The main obstacle to the success of Pol II is the nucleosome, a bundle of eight histones around which DNA wraps tightly. Tens of thousands of nucleosomes are clustered on a chromosome, efficiently packaging six feet of DNA in a nucleus of one million times smaller. The researchers were able to place a single nucleosome in front of the polymerase and then use optical tweezers to observe what happens when the polymerase encounters the obstacle.
‘These experiments give a much more dynamic of the nucleosome, showing that this is not a static beads on a string, but an active structure that can adjust when and how our genetic information is read,’ said Bintu. ‘C is only a single nucleosome, but the first step in understanding epigenetic effects that make a cell behave differently from another.’
The body of nanomachines that read our genes do not work and as previously thought, according to a new study by University of California, Berkeley, scientists.
Bintu noted that this movement to stop 20-50 steps forward, then a couple of steps back could be a key element of how gene expression is regulated. Nucleosomes are highly regulated by other proteins and may provide signals that control Pol II, just like a traffic light controls the traffic, he said. Regulatory proteins can bind to DNA in the nucleosome and relax more easily, or it could cling to the Pol II and prevent the decline. In both cases it would have accelerated the transcription, while regulatory proteins that compact DNA and nucleosomes further slow or even stop transcription.
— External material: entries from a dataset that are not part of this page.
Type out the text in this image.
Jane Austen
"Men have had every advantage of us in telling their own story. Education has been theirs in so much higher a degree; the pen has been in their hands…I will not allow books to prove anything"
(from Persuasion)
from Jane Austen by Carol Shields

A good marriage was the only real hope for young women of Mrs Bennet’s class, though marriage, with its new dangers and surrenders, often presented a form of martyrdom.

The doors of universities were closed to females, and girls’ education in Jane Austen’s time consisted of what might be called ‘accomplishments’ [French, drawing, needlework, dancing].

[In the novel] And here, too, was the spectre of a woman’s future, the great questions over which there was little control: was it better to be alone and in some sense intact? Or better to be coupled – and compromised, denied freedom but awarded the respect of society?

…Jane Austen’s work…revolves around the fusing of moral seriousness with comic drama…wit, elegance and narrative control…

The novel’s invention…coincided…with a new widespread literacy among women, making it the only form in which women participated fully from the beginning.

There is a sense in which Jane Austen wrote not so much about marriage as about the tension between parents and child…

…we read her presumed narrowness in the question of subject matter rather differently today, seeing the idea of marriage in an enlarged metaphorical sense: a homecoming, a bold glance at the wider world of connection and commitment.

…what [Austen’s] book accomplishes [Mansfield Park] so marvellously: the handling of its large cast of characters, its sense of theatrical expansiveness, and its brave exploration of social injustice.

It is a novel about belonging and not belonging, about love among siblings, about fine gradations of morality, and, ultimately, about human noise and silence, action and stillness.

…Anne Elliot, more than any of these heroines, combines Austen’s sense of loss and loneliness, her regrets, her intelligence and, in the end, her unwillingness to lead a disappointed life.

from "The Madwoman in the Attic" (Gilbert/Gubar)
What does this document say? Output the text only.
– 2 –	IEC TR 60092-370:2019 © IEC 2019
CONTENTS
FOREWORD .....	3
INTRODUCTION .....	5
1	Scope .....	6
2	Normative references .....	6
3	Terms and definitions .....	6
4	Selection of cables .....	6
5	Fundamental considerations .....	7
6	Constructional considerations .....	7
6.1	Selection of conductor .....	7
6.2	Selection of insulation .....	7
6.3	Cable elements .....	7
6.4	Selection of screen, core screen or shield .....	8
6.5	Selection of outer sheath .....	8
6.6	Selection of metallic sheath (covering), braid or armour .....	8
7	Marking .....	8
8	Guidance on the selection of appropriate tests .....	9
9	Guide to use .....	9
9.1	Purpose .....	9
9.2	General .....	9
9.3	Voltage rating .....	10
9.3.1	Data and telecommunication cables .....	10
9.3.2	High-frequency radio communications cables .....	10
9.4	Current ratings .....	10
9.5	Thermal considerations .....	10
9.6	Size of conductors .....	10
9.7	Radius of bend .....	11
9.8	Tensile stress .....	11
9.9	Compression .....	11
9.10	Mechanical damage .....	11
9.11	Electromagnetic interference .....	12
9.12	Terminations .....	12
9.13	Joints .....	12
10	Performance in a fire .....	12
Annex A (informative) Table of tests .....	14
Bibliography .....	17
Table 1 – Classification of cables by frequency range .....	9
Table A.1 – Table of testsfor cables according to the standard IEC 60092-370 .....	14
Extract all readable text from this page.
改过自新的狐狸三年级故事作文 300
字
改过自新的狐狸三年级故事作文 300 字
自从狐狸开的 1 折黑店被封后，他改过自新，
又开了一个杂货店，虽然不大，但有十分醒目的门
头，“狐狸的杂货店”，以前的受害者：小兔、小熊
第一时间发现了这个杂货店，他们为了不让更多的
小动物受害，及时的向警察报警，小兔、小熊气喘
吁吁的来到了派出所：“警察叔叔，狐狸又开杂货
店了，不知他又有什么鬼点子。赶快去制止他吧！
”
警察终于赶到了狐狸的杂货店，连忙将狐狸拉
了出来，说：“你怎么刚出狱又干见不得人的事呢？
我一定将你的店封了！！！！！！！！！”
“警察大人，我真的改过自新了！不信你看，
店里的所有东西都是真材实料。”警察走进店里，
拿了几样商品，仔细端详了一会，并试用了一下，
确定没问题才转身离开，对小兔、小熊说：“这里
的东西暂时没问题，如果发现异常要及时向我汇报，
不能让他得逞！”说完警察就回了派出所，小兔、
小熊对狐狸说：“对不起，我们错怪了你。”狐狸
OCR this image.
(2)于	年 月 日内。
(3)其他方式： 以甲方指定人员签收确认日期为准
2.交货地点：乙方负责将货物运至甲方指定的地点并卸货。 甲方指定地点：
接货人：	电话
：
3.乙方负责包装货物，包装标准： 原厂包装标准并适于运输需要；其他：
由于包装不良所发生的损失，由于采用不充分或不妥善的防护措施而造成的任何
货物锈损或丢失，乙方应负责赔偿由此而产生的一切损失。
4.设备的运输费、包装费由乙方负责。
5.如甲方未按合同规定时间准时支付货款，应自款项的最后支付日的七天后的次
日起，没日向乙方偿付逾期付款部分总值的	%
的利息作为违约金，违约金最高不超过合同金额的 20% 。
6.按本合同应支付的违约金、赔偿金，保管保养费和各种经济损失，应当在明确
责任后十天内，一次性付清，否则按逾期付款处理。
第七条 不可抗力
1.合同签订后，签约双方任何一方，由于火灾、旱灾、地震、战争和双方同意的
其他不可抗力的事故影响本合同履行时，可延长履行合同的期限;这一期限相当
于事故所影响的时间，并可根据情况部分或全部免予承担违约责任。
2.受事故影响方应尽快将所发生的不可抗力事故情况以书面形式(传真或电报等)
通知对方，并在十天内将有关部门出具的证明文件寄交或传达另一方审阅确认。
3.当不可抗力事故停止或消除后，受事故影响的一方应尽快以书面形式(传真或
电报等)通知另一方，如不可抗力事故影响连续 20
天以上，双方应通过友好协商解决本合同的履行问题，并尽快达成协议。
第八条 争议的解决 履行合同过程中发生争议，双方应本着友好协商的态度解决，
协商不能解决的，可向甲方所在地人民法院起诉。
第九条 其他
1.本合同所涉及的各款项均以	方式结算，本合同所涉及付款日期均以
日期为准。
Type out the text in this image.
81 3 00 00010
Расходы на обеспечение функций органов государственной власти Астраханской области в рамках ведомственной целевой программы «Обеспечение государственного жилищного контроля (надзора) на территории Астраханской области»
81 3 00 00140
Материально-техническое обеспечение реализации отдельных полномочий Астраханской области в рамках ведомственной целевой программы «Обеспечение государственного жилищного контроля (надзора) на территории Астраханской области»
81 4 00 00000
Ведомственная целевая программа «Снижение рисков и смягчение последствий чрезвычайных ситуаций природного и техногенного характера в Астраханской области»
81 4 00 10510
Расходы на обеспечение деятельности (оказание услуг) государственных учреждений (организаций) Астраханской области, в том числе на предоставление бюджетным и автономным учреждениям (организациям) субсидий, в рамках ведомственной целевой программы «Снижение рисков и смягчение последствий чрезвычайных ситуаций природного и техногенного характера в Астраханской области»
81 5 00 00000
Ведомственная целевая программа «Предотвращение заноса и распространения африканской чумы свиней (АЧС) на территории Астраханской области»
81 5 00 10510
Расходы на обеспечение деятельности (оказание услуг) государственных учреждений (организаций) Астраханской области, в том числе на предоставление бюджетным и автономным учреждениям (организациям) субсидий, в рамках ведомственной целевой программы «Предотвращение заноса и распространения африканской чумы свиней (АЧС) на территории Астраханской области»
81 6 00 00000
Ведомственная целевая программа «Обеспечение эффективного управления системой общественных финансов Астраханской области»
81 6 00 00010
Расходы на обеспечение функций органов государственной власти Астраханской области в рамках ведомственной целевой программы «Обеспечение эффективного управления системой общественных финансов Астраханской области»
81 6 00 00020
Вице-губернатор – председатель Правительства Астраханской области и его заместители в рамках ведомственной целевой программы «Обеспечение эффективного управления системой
Scientists have thought for years that nucleosomes must be ‘relaxed’ to allow gene expression, and the authors note that their results provide a more detailed mechanistic view in this process.
On the other hand, disturbances in nucleosome regulation could lead to disease.
Hodges and Bintu compare the DNA of the nucleosome to a band of adhesive Velcro loop a couple of times around the histones. DNA is constantly pushed, though, and tends to break away and then choose the histones. When the DNA is bound to histones, Pol II can not read the transcript, and breaks. At some point, the nucleosome more than Pol II and nanomachines lanterns along smoothly.
‘We found that even a small amount of tension in the DNA from March to May during transcription results in Pol II piconewtons removing the nucleosome from DNA like a pair of wire strippers,’ said Hodges. ‘It ‘very likely that the DNA of our body is very tense in some places and loose in others, so we believe that it is possible that the cell uses tension in the genome to alter the dynamics of nucleosomes in certain genes.’
When these nanoscale protein machines encounter obstacles that move along the DNA, they stall, often for long minutes, and even go back because transcribing DNA is tightly coiled to fit in the cell nucleus.
The measures, which employed optical tweezers to grab both the polymerase and the end of a single DNA molecule, are reported in the July 31 issue of Science magazine.
‘Transcription is a central point of control for gene expression, since everything from coordinating the development of the prevention of uncontrolled cell growth is cancer, has a highly regulated program of transcription by Pol II,’ said Bintu .
‘When transcription goes haywire, pathologies such as cancer and developmental abnormalities usually follow.’